Charles Teste fut membre de la Société des droits de l’Homme et collabora étroitement au comité de propagande animé par Napoléon Lebon*. A la suite des journées d’avril 1834, il fut peut-être arrêté, en tout cas inculpé, et, lors d’une perquisition, la police trouva chez lui des papiers relatifs à la Société des Égalitaires, avec des brouillons de brochure, listes de noms, etc. Mais il bénéficia d’un non-lieu à suivre avant l’ouverture des débats.
Lors du Procès d’avril (1835), Charles Teste figura parmi les défenseurs républicains, désignés par les accusés, comme son ami Voyer d’Argenson.
Il semble n’avoir plus eu beaucoup d’activité politique après les lois de septembre 1835 qui interdisaient aux républicains de prendre cette étiquette.
Il édita en 1836 Le Contr’un de La Boétie, comme le faisait Félicité de Lamennais* à peu près au même moment.
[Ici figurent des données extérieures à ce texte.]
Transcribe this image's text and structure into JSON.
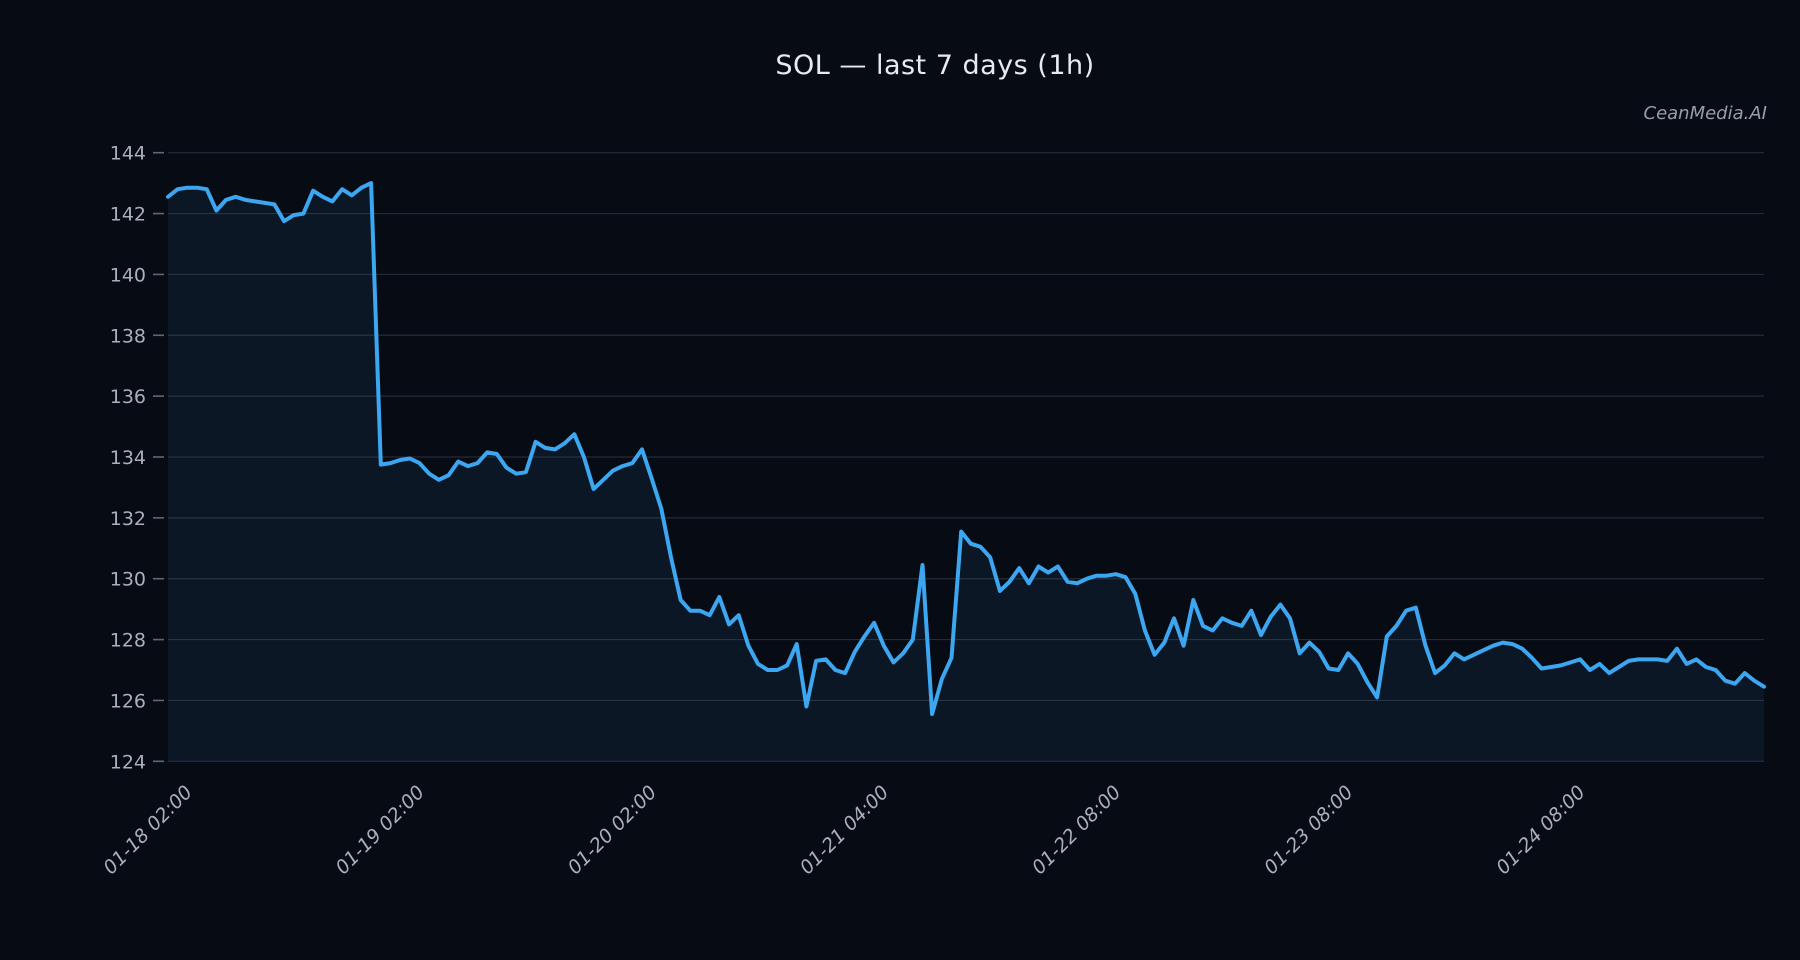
{
  "figure": {
    "title": "SOL — last 7 days (1h)",
    "watermark": "CeanMedia.AI"
  },
  "colors": {
    "background": "#070b14",
    "line": "#3ca6f0",
    "fill": "rgba(60,166,240,0.08)",
    "grid": "rgba(167,177,196,0.20)",
    "tick_mark": "rgba(170,178,195,0.55)",
    "tick_label": "#a9afbb",
    "title": "#e9eaee",
    "watermark": "#979da9"
  },
  "chart_data": {
    "type": "area",
    "title": "SOL — last 7 days (1h)",
    "symbol": "SOL",
    "interval": "1h",
    "ylim": [
      124,
      144
    ],
    "yticks": [
      124,
      126,
      128,
      130,
      132,
      134,
      136,
      138,
      140,
      142,
      144
    ],
    "x_tick_positions": [
      2,
      26,
      50,
      74,
      98,
      122,
      146
    ],
    "x_tick_labels": [
      "01-18 02:00",
      "01-19 02:00",
      "01-20 02:00",
      "01-21 04:00",
      "01-22 08:00",
      "01-23 08:00",
      "01-24 08:00"
    ],
    "grid": true,
    "legend": false,
    "values": [
      142.55,
      142.8,
      142.85,
      142.85,
      142.8,
      142.1,
      142.45,
      142.55,
      142.45,
      142.4,
      142.35,
      142.3,
      141.75,
      141.95,
      142.0,
      142.75,
      142.55,
      142.4,
      142.8,
      142.6,
      142.85,
      143.0,
      133.75,
      133.8,
      133.9,
      133.95,
      133.8,
      133.45,
      133.25,
      133.4,
      133.85,
      133.7,
      133.8,
      134.15,
      134.1,
      133.65,
      133.45,
      133.5,
      134.5,
      134.3,
      134.25,
      134.45,
      134.75,
      134.0,
      132.95,
      133.25,
      133.55,
      133.7,
      133.8,
      134.25,
      133.3,
      132.3,
      130.7,
      129.3,
      128.95,
      128.95,
      128.8,
      129.4,
      128.5,
      128.8,
      127.8,
      127.2,
      127.0,
      127.0,
      127.15,
      127.85,
      125.8,
      127.3,
      127.35,
      127.0,
      126.9,
      127.6,
      128.1,
      128.55,
      127.8,
      127.25,
      127.55,
      128.0,
      130.45,
      125.55,
      126.7,
      127.4,
      131.55,
      131.15,
      131.05,
      130.7,
      129.6,
      129.9,
      130.35,
      129.85,
      130.4,
      130.2,
      130.4,
      129.9,
      129.85,
      130.0,
      130.1,
      130.1,
      130.15,
      130.05,
      129.5,
      128.3,
      127.5,
      127.9,
      128.7,
      127.8,
      129.3,
      128.45,
      128.3,
      128.7,
      128.55,
      128.45,
      128.95,
      128.15,
      128.75,
      129.15,
      128.7,
      127.55,
      127.9,
      127.6,
      127.05,
      127.0,
      127.55,
      127.2,
      126.6,
      126.1,
      128.1,
      128.45,
      128.95,
      129.05,
      127.8,
      126.9,
      127.15,
      127.55,
      127.35,
      127.5,
      127.65,
      127.8,
      127.9,
      127.85,
      127.7,
      127.4,
      127.05,
      127.1,
      127.15,
      127.25,
      127.35,
      127.0,
      127.2,
      126.9,
      127.1,
      127.3,
      127.35,
      127.35,
      127.35,
      127.3,
      127.7,
      127.2,
      127.35,
      127.1,
      127.0,
      126.65,
      126.55,
      126.9,
      126.65,
      126.45
    ]
  }
}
Il y a encore une trace de lui, le 2 octobre 1845, lorsqu’il fut témoin au mariage de Théodore Schuster, à Paris.
Enfin, il était toujours en vie en avril 1848. Joseph Benoît* eut en effet avec lui une longue conversation sur la question de l’éventuelle culpabilité d’Auguste Blanqui* au lendemain de la publication du document Taschereau. Teste, qui restait l’un des hommes les plus estimés et les mieux renseignés du parti républicain, fut alors à même de lui fournir une explication détaillée, d’où il ressortait que Blanqui pouvait sans doute être tenu coupable ou victime d’indiscrétions, mais ne pouvait en aucun cas être considéré comme l’auteur d’une trahison.

Pour citer cet article :
http://maitron-en-ligne.univ-paris1.fr/spip.php?article38145, notice TESTE Charles, Antoine par Jean Maitron, Michel Cordillot, Jean Risacher, version mise en ligne le 20 février 2009, dernière modification le 20 juin 2018.

Par Jean Maitron, Michel Cordillot, Jean Risacher

ŒUVRE : Projet de constitution républicaine et Déclaration de principes fondamentaux de la société, précédés d’un Exposé des motifs, par Ch. Ant. Teste, Paris, 1833, in-8°, 63 p. — La Boétie, Le Contr’un, Bruxelles-Paris, 1836.

SOURCES : Il existe des Papiers Teste (Bibl. Nat., Mss : Nouvelles Acquisitions françaises, 20805) peu exploités jusqu’ici, mais qui ne contiennent, à première vue, que des renseignements secondaires. — Joseph Benoît, Souvenirs de la République de 1848. Lyon - Paris, Genève, Impr. Duchamp et Cie, 1855, in-12, (4), 311 p. ; voir p. 116-117. — Louis J. Thomas, Les Débuts de M. Teste, Nîmes, 1927, in-8°, 11 p. (Bibl. Nat. : 8° Ln 27/69038) concerne le ministre et son père. — G. Weill, Histoire du Parti républicain en France (1814-1870), 2e éd., 1928. — Gabriel Perreux, Au temps des sociétés secrètes. La propagande républicaine au début de la monarchie de Juillet, Paris, Hachette, 1931. — Alessandro Galante Garrone, Philippe Buonarroti et les révolutionnaires du XIXe siècle, Paris, Champ libre, 1975. — J.-Cl. Caron, La société des Amis du Peuple (1830-1833), mémoire de maîtrise, sous la direction de Louis Girard, Paris IV, 1978. — Jan Kloosterman, An unpublished letter of Filippo Buonarroti to Charles Teste, International Review of Social History, XXXIII (1988), pp ; 202-211. — Notes de Michel Cordillot et Jean Risacher.